# How to rename Kindle bookmark?



## Leodavin (Jan 13, 2018)

I am a long time user of Kindle Fire 7 and e reader. I have just today joined this user group and am optimistic that it can be helpful.  I make extensive use of Bookmarks, but have a problem.  The name given automatically to a bookmark appears to be the first few words in the text on the page being bookmarked. This is often confusing. I would like to be able to select the bookmark title by either typing some appropriate text or alternatively highlighting a few words on the selected page.  I don’t think there is any way to do this? 
This feature would be especially useful in cookbooks for example. Unfortunately, ebook text such as a selected recipe cannot be printed for future reference in the kitchen. So , having the bookmark saved using recipe name would make finding the desired recipe on my Kindle in the kitchen quite fast.


----------



## tsemple (Apr 27, 2009)

Bookmarks record a specific location in the book. Any text you see when browsing the list of bookmarks is there to give you enough context to choose the desired bookmark to navigate to. 

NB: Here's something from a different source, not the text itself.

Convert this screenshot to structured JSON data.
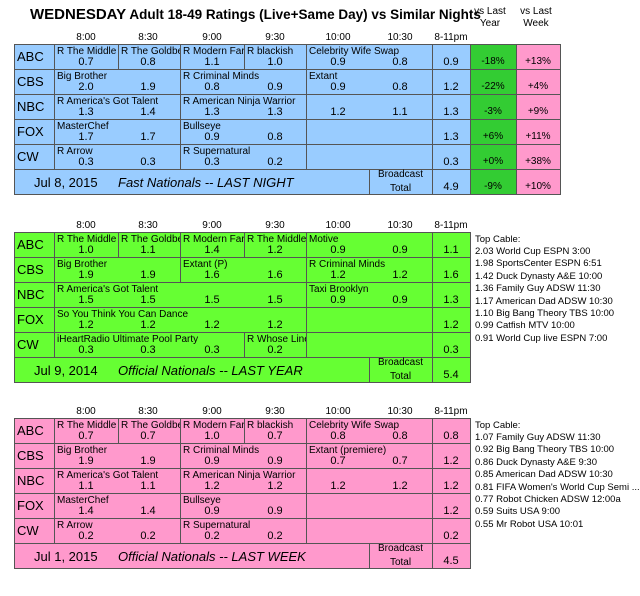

You could use Highlights instead of Bookmarks (e.g. highlight the recipe title). These will be listed in Notes/Notebook and you can tap on one to navigate to the location where that is found.


----------



## HappyGuy (Nov 3, 2008)

Doesn't navigating to a specific location put it at the top of the page? Maybe you could do that before creating the bookmark?


----------



## Andra (Nov 19, 2008)

A cookbook on Kindle should also be formatted with a Table of Contents.  It's not quite as easy as a simple bookmark, but you should also be able to navigate that way.


----------